Medida exige nota mínima de 450 pontos no Enem e proíbe que aluno tenha Fies e bolsa do ProUni ao mesmo tempo

Rafael Moraes Moura, O Estado de S. Paulo

13 Janeiro 2015 | 23h59

BRASÍLIA - O ministro da Educação, Cid Gomes, defendeu nesta terça-feira, 13, portaria que dificulta o acesso ao Fundo de Financiamento Estudantil (Fies), programa voltado para o financiamento da graduação no ensino superior de alunos de instituições privadas. A partir de abril de 2015, será exigida uma nota mínima de 450 pontos no Exame Nacional do Ensino Médio (Enem) para obter acesso ao financiamento.

“No ano passado foi feita uma portaria que estabelece um padrão mínimo para o ingresso dos alunos. Acho que está em sintonia com a busca de qualidade de ensino”, disse o ministro.

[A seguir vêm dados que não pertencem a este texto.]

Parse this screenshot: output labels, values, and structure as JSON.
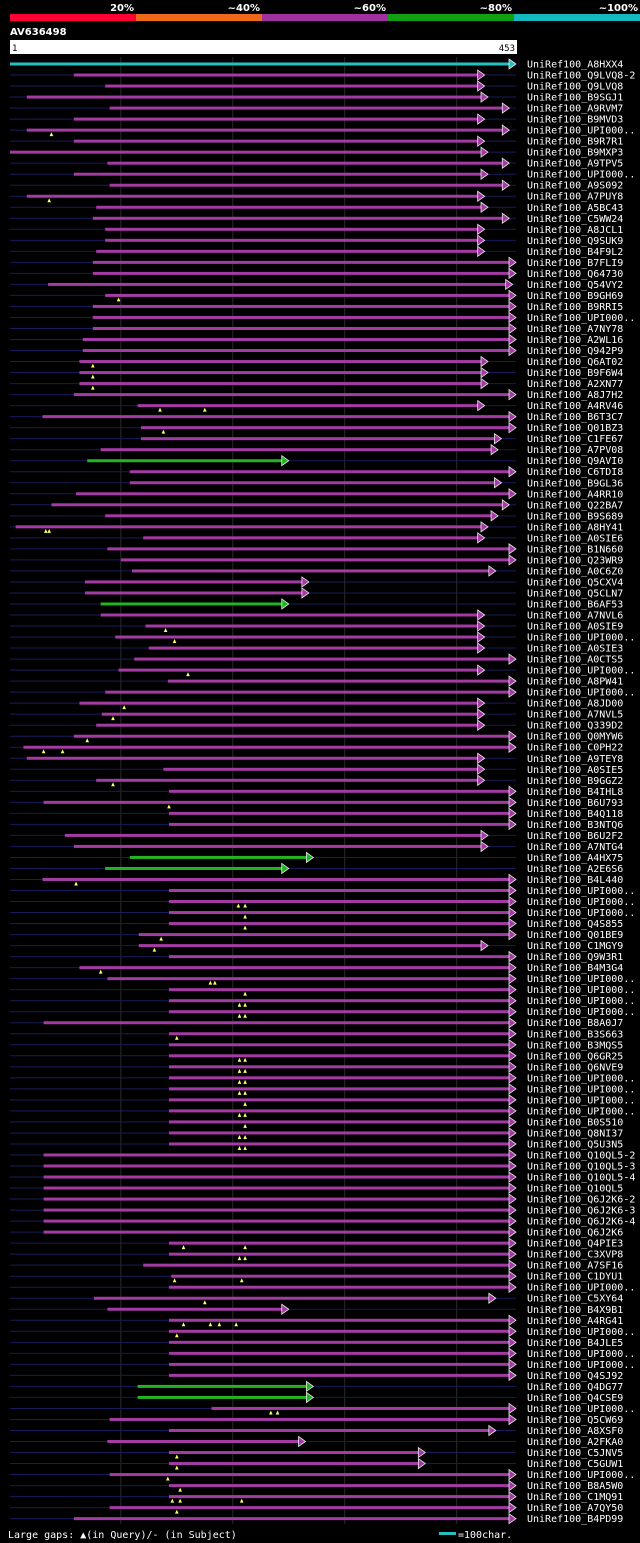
{
  "title": "AV636498",
  "identity_bins": [
    {
      "label": "20%",
      "color": "#ff0033"
    },
    {
      "label": "~40%",
      "color": "#ee6a1a"
    },
    {
      "label": "~60%",
      "color": "#a030a0"
    },
    {
      "label": "~80%",
      "color": "#12a012"
    },
    {
      "label": "~100%",
      "color": "#14b8c0"
    }
  ],
  "ruler": {
    "start": "1",
    "end": "453"
  },
  "colors": {
    "purple": "#a43ba4",
    "green": "#22b422",
    "cyan": "#22c2c2",
    "connector": "#1a1a5a",
    "gap_marker": "#ffff66"
  },
  "legend": {
    "gaps_text": "Large gaps: ▲(in Query)/- (in Subject)",
    "scale_text": "=100char."
  },
  "hits": [
    {
      "name": "UniRef100_A8HXX4",
      "s": 1,
      "e": 453,
      "c": "cyan"
    },
    {
      "name": "UniRef100_Q9LVQ8-2",
      "s": 58,
      "e": 425,
      "c": "purple"
    },
    {
      "name": "UniRef100_Q9LVQ8",
      "s": 86,
      "e": 425,
      "c": "purple"
    },
    {
      "name": "UniRef100_B9SGJ1",
      "s": 16,
      "e": 428,
      "c": "purple"
    },
    {
      "name": "UniRef100_A9RVM7",
      "s": 90,
      "e": 447,
      "c": "purple"
    },
    {
      "name": "UniRef100_B9MVD3",
      "s": 58,
      "e": 425,
      "c": "purple"
    },
    {
      "name": "UniRef100_UPI000..",
      "s": 16,
      "e": 447,
      "c": "purple",
      "g": [
        38
      ]
    },
    {
      "name": "UniRef100_B9R7R1",
      "s": 58,
      "e": 425,
      "c": "purple"
    },
    {
      "name": "UniRef100_B9MXP3",
      "s": 1,
      "e": 428,
      "c": "purple"
    },
    {
      "name": "UniRef100_A9TPV5",
      "s": 88,
      "e": 447,
      "c": "purple"
    },
    {
      "name": "UniRef100_UPI000..",
      "s": 58,
      "e": 428,
      "c": "purple"
    },
    {
      "name": "UniRef100_A9S092",
      "s": 90,
      "e": 447,
      "c": "purple"
    },
    {
      "name": "UniRef100_A7PUY8",
      "s": 16,
      "e": 425,
      "c": "purple",
      "g": [
        36
      ]
    },
    {
      "name": "UniRef100_A5BC43",
      "s": 78,
      "e": 428,
      "c": "purple"
    },
    {
      "name": "UniRef100_C5WW24",
      "s": 75,
      "e": 447,
      "c": "purple"
    },
    {
      "name": "UniRef100_A8JCL1",
      "s": 86,
      "e": 425,
      "c": "purple"
    },
    {
      "name": "UniRef100_Q9SUK9",
      "s": 86,
      "e": 425,
      "c": "purple"
    },
    {
      "name": "UniRef100_B4F9L2",
      "s": 78,
      "e": 425,
      "c": "purple"
    },
    {
      "name": "UniRef100_B7FLI9",
      "s": 75,
      "e": 453,
      "c": "purple"
    },
    {
      "name": "UniRef100_Q64730",
      "s": 75,
      "e": 453,
      "c": "purple"
    },
    {
      "name": "UniRef100_Q54VY2",
      "s": 35,
      "e": 450,
      "c": "purple"
    },
    {
      "name": "UniRef100_B9GH69",
      "s": 86,
      "e": 453,
      "c": "purple",
      "g": [
        98
      ]
    },
    {
      "name": "UniRef100_B9RRI5",
      "s": 75,
      "e": 453,
      "c": "purple"
    },
    {
      "name": "UniRef100_UPI000..",
      "s": 75,
      "e": 453,
      "c": "purple"
    },
    {
      "name": "UniRef100_A7NY78",
      "s": 75,
      "e": 453,
      "c": "purple"
    },
    {
      "name": "UniRef100_A2WL16",
      "s": 66,
      "e": 453,
      "c": "purple"
    },
    {
      "name": "UniRef100_Q942P9",
      "s": 66,
      "e": 453,
      "c": "purple"
    },
    {
      "name": "UniRef100_Q6AT02",
      "s": 63,
      "e": 428,
      "c": "purple",
      "g": [
        75
      ]
    },
    {
      "name": "UniRef100_B9F6W4",
      "s": 63,
      "e": 428,
      "c": "purple",
      "g": [
        75
      ]
    },
    {
      "name": "UniRef100_A2XN77",
      "s": 63,
      "e": 428,
      "c": "purple",
      "g": [
        75
      ]
    },
    {
      "name": "UniRef100_A8J7H2",
      "s": 58,
      "e": 453,
      "c": "purple"
    },
    {
      "name": "UniRef100_A4RV46",
      "s": 115,
      "e": 425,
      "c": "purple",
      "g": [
        135,
        175
      ]
    },
    {
      "name": "UniRef100_B6T3C7",
      "s": 30,
      "e": 453,
      "c": "purple"
    },
    {
      "name": "UniRef100_Q01BZ3",
      "s": 118,
      "e": 453,
      "c": "purple",
      "g": [
        138
      ]
    },
    {
      "name": "UniRef100_C1FE67",
      "s": 118,
      "e": 440,
      "c": "purple"
    },
    {
      "name": "UniRef100_A7PV08",
      "s": 82,
      "e": 437,
      "c": "purple"
    },
    {
      "name": "UniRef100_Q9AVI0",
      "s": 70,
      "e": 250,
      "c": "green"
    },
    {
      "name": "UniRef100_C6TDI8",
      "s": 108,
      "e": 453,
      "c": "purple"
    },
    {
      "name": "UniRef100_B9GL36",
      "s": 108,
      "e": 440,
      "c": "purple"
    },
    {
      "name": "UniRef100_A4RR10",
      "s": 60,
      "e": 453,
      "c": "purple"
    },
    {
      "name": "UniRef100_Q22BA7",
      "s": 38,
      "e": 447,
      "c": "purple"
    },
    {
      "name": "UniRef100_B9S689",
      "s": 86,
      "e": 437,
      "c": "purple"
    },
    {
      "name": "UniRef100_A8HY41",
      "s": 6,
      "e": 428,
      "c": "purple",
      "g": [
        33,
        36
      ]
    },
    {
      "name": "UniRef100_A0SIE6",
      "s": 120,
      "e": 425,
      "c": "purple"
    },
    {
      "name": "UniRef100_B1N660",
      "s": 88,
      "e": 453,
      "c": "purple"
    },
    {
      "name": "UniRef100_Q23WR9",
      "s": 100,
      "e": 453,
      "c": "purple"
    },
    {
      "name": "UniRef100_A0C6Z0",
      "s": 110,
      "e": 435,
      "c": "purple"
    },
    {
      "name": "UniRef100_Q5CXV4",
      "s": 68,
      "e": 268,
      "c": "purple"
    },
    {
      "name": "UniRef100_Q5CLN7",
      "s": 68,
      "e": 268,
      "c": "purple"
    },
    {
      "name": "UniRef100_B6AF53",
      "s": 82,
      "e": 250,
      "c": "green"
    },
    {
      "name": "UniRef100_A7NVL6",
      "s": 82,
      "e": 425,
      "c": "purple"
    },
    {
      "name": "UniRef100_A0SIE9",
      "s": 122,
      "e": 425,
      "c": "purple",
      "g": [
        140
      ]
    },
    {
      "name": "UniRef100_UPI000..",
      "s": 95,
      "e": 425,
      "c": "purple",
      "g": [
        148
      ]
    },
    {
      "name": "UniRef100_A0SIE3",
      "s": 125,
      "e": 425,
      "c": "purple"
    },
    {
      "name": "UniRef100_A0CTS5",
      "s": 112,
      "e": 453,
      "c": "purple"
    },
    {
      "name": "UniRef100_UPI000..",
      "s": 98,
      "e": 425,
      "c": "purple",
      "g": [
        160
      ]
    },
    {
      "name": "UniRef100_A8PW41",
      "s": 142,
      "e": 453,
      "c": "purple"
    },
    {
      "name": "UniRef100_UPI000..",
      "s": 86,
      "e": 453,
      "c": "purple"
    },
    {
      "name": "UniRef100_A8JD00",
      "s": 63,
      "e": 425,
      "c": "purple",
      "g": [
        103
      ]
    },
    {
      "name": "UniRef100_A7NVL5",
      "s": 83,
      "e": 425,
      "c": "purple",
      "g": [
        93
      ]
    },
    {
      "name": "UniRef100_Q339D2",
      "s": 78,
      "e": 425,
      "c": "purple"
    },
    {
      "name": "UniRef100_Q0MYW6",
      "s": 58,
      "e": 453,
      "c": "purple",
      "g": [
        70
      ]
    },
    {
      "name": "UniRef100_C0PH22",
      "s": 13,
      "e": 453,
      "c": "purple",
      "g": [
        31,
        48
      ]
    },
    {
      "name": "UniRef100_A9TEY8",
      "s": 16,
      "e": 425,
      "c": "purple"
    },
    {
      "name": "UniRef100_A0SIE5",
      "s": 138,
      "e": 425,
      "c": "purple"
    },
    {
      "name": "UniRef100_B9GGZ2",
      "s": 78,
      "e": 425,
      "c": "purple",
      "g": [
        93
      ]
    },
    {
      "name": "UniRef100_B4IHL8",
      "s": 143,
      "e": 453,
      "c": "purple"
    },
    {
      "name": "UniRef100_B6U793",
      "s": 31,
      "e": 453,
      "c": "purple",
      "g": [
        143
      ]
    },
    {
      "name": "UniRef100_B4Q118",
      "s": 143,
      "e": 453,
      "c": "purple"
    },
    {
      "name": "UniRef100_B3NTQ6",
      "s": 143,
      "e": 453,
      "c": "purple"
    },
    {
      "name": "UniRef100_B6U2F2",
      "s": 50,
      "e": 428,
      "c": "purple"
    },
    {
      "name": "UniRef100_A7NTG4",
      "s": 58,
      "e": 428,
      "c": "purple"
    },
    {
      "name": "UniRef100_A4HX75",
      "s": 108,
      "e": 272,
      "c": "green"
    },
    {
      "name": "UniRef100_A2E6S6",
      "s": 86,
      "e": 250,
      "c": "green"
    },
    {
      "name": "UniRef100_B4L440",
      "s": 30,
      "e": 453,
      "c": "purple",
      "g": [
        60
      ]
    },
    {
      "name": "UniRef100_UPI000..",
      "s": 143,
      "e": 453,
      "c": "purple"
    },
    {
      "name": "UniRef100_UPI000..",
      "s": 143,
      "e": 453,
      "c": "purple",
      "g": [
        205,
        211
      ]
    },
    {
      "name": "UniRef100_UPI000..",
      "s": 143,
      "e": 453,
      "c": "purple",
      "g": [
        211
      ]
    },
    {
      "name": "UniRef100_Q4S855",
      "s": 143,
      "e": 453,
      "c": "purple",
      "g": [
        211
      ]
    },
    {
      "name": "UniRef100_Q01BE9",
      "s": 116,
      "e": 453,
      "c": "purple",
      "g": [
        136
      ]
    },
    {
      "name": "UniRef100_C1MGY9",
      "s": 116,
      "e": 428,
      "c": "purple",
      "g": [
        130
      ]
    },
    {
      "name": "UniRef100_Q9W3R1",
      "s": 143,
      "e": 453,
      "c": "purple"
    },
    {
      "name": "UniRef100_B4M3G4",
      "s": 63,
      "e": 453,
      "c": "purple",
      "g": [
        82
      ]
    },
    {
      "name": "UniRef100_UPI000..",
      "s": 88,
      "e": 453,
      "c": "purple",
      "g": [
        180,
        184
      ]
    },
    {
      "name": "UniRef100_UPI000..",
      "s": 143,
      "e": 453,
      "c": "purple",
      "g": [
        211
      ]
    },
    {
      "name": "UniRef100_UPI000..",
      "s": 143,
      "e": 453,
      "c": "purple",
      "g": [
        206,
        211
      ]
    },
    {
      "name": "UniRef100_UPI000..",
      "s": 143,
      "e": 453,
      "c": "purple",
      "g": [
        206,
        211
      ]
    },
    {
      "name": "UniRef100_B8A0J7",
      "s": 31,
      "e": 453,
      "c": "purple"
    },
    {
      "name": "UniRef100_B3S663",
      "s": 143,
      "e": 453,
      "c": "purple",
      "g": [
        150
      ]
    },
    {
      "name": "UniRef100_B3MQS5",
      "s": 143,
      "e": 453,
      "c": "purple"
    },
    {
      "name": "UniRef100_Q6GR25",
      "s": 143,
      "e": 453,
      "c": "purple",
      "g": [
        206,
        211
      ]
    },
    {
      "name": "UniRef100_Q6NVE9",
      "s": 143,
      "e": 453,
      "c": "purple",
      "g": [
        206,
        211
      ]
    },
    {
      "name": "UniRef100_UPI000..",
      "s": 143,
      "e": 453,
      "c": "purple",
      "g": [
        206,
        211
      ]
    },
    {
      "name": "UniRef100_UPI000..",
      "s": 143,
      "e": 453,
      "c": "purple",
      "g": [
        206,
        211
      ]
    },
    {
      "name": "UniRef100_UPI000..",
      "s": 143,
      "e": 453,
      "c": "purple",
      "g": [
        211
      ]
    },
    {
      "name": "UniRef100_UPI000..",
      "s": 143,
      "e": 453,
      "c": "purple",
      "g": [
        206,
        211
      ]
    },
    {
      "name": "UniRef100_B0S510",
      "s": 143,
      "e": 453,
      "c": "purple",
      "g": [
        211
      ]
    },
    {
      "name": "UniRef100_Q8NI37",
      "s": 143,
      "e": 453,
      "c": "purple",
      "g": [
        206,
        211
      ]
    },
    {
      "name": "UniRef100_Q5U3N5",
      "s": 143,
      "e": 453,
      "c": "purple",
      "g": [
        206,
        211
      ]
    },
    {
      "name": "UniRef100_Q10QL5-2",
      "s": 31,
      "e": 453,
      "c": "purple"
    },
    {
      "name": "UniRef100_Q10QL5-3",
      "s": 31,
      "e": 453,
      "c": "purple"
    },
    {
      "name": "UniRef100_Q10QL5-4",
      "s": 31,
      "e": 453,
      "c": "purple"
    },
    {
      "name": "UniRef100_Q10QL5",
      "s": 31,
      "e": 453,
      "c": "purple"
    },
    {
      "name": "UniRef100_Q6J2K6-2",
      "s": 31,
      "e": 453,
      "c": "purple"
    },
    {
      "name": "UniRef100_Q6J2K6-3",
      "s": 31,
      "e": 453,
      "c": "purple"
    },
    {
      "name": "UniRef100_Q6J2K6-4",
      "s": 31,
      "e": 453,
      "c": "purple"
    },
    {
      "name": "UniRef100_Q6J2K6",
      "s": 31,
      "e": 453,
      "c": "purple"
    },
    {
      "name": "UniRef100_Q4PIE3",
      "s": 143,
      "e": 453,
      "c": "purple",
      "g": [
        156,
        211
      ]
    },
    {
      "name": "UniRef100_C3XVP8",
      "s": 143,
      "e": 453,
      "c": "purple",
      "g": [
        206,
        211
      ]
    },
    {
      "name": "UniRef100_A7SF16",
      "s": 120,
      "e": 453,
      "c": "purple"
    },
    {
      "name": "UniRef100_C1DYU1",
      "s": 145,
      "e": 453,
      "c": "purple",
      "g": [
        148,
        208
      ]
    },
    {
      "name": "UniRef100_UPI000..",
      "s": 143,
      "e": 453,
      "c": "purple"
    },
    {
      "name": "UniRef100_C5XY64",
      "s": 76,
      "e": 435,
      "c": "purple",
      "g": [
        175
      ]
    },
    {
      "name": "UniRef100_B4X9B1",
      "s": 88,
      "e": 250,
      "c": "purple"
    },
    {
      "name": "UniRef100_A4RG41",
      "s": 143,
      "e": 453,
      "c": "purple",
      "g": [
        156,
        180,
        188,
        203
      ]
    },
    {
      "name": "UniRef100_UPI000..",
      "s": 143,
      "e": 453,
      "c": "purple",
      "g": [
        150
      ]
    },
    {
      "name": "UniRef100_B4JLE5",
      "s": 143,
      "e": 453,
      "c": "purple"
    },
    {
      "name": "UniRef100_UPI000..",
      "s": 143,
      "e": 453,
      "c": "purple"
    },
    {
      "name": "UniRef100_UPI000..",
      "s": 143,
      "e": 453,
      "c": "purple"
    },
    {
      "name": "UniRef100_Q4SJ92",
      "s": 143,
      "e": 453,
      "c": "purple"
    },
    {
      "name": "UniRef100_Q4DG77",
      "s": 115,
      "e": 272,
      "c": "green"
    },
    {
      "name": "UniRef100_Q4CSE9",
      "s": 115,
      "e": 272,
      "c": "green"
    },
    {
      "name": "UniRef100_UPI000..",
      "s": 181,
      "e": 453,
      "c": "purple",
      "g": [
        234,
        240
      ]
    },
    {
      "name": "UniRef100_Q5CW69",
      "s": 90,
      "e": 453,
      "c": "purple"
    },
    {
      "name": "UniRef100_A8XSF0",
      "s": 143,
      "e": 435,
      "c": "purple"
    },
    {
      "name": "UniRef100_A2FKA0",
      "s": 88,
      "e": 265,
      "c": "purple"
    },
    {
      "name": "UniRef100_C5JNV5",
      "s": 143,
      "e": 372,
      "c": "purple",
      "g": [
        150
      ]
    },
    {
      "name": "UniRef100_C5GUW1",
      "s": 143,
      "e": 372,
      "c": "purple",
      "g": [
        150
      ]
    },
    {
      "name": "UniRef100_UPI000..",
      "s": 90,
      "e": 453,
      "c": "purple",
      "g": [
        142
      ]
    },
    {
      "name": "UniRef100_B8A5W0",
      "s": 143,
      "e": 453,
      "c": "purple",
      "g": [
        153
      ]
    },
    {
      "name": "UniRef100_C1MQ91",
      "s": 143,
      "e": 453,
      "c": "purple",
      "g": [
        146,
        153,
        208
      ]
    },
    {
      "name": "UniRef100_A7QY50",
      "s": 90,
      "e": 453,
      "c": "purple",
      "g": [
        150
      ]
    },
    {
      "name": "UniRef100_B4PD99",
      "s": 58,
      "e": 453,
      "c": "purple"
    }
  ]
}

A portaria do MEC também proíbe que o aluno receba simultaneamente recursos do Fies e bolsa do Programa Universidade Para Todos (ProUni), que concede benefícios integrais e parciais para instituições privadas de ensino superior. A exceção ocorre quando se tratar de bolsa parcial e ambos os recursos se destinarem ao mesmo curso, da mesma instituição.

As incertezas acerca dos efeitos práticos das medidas do MEC, que alteraram o Fies, têm levado investidores a optar pela venda dos papéis do setor de educação. Questionado sobre a queda nas ações de empresas gigantes da área de educação, Cid comentou: “Eu não entendo muito de bolsa, não. Quero trabalhar pela educação, focando na questão da qualidade na educação pública”.

Segundo o Estado apurou, havia a previsão de uma reunião nesta terça entre o secretário executivo do MEC, Luiz Cláudio Costa, com gigantes do setor - o encontro teria sido remarcado para sexta. A assessoria do MEC informou que o diálogo está mantido, mas afirmou que não há previsão de data para a nova reunião. A negociação envolve companhias como Kroton, Estácio de Sá, Anima, Ser Educacional e Laureate. 

De acordo com as fontes, as companhias preparam uma série de relatórios jurídicos e financeiros para contestar a portaria do MEC. Da forma como está, a medida fará com que as empresas de grande porte recebam em um ano oito mensalidades dos alunos do Fies, e não mais 12. No caso de um curso de quatro anos, o pagamento das mensalidades seria feito em seis anos.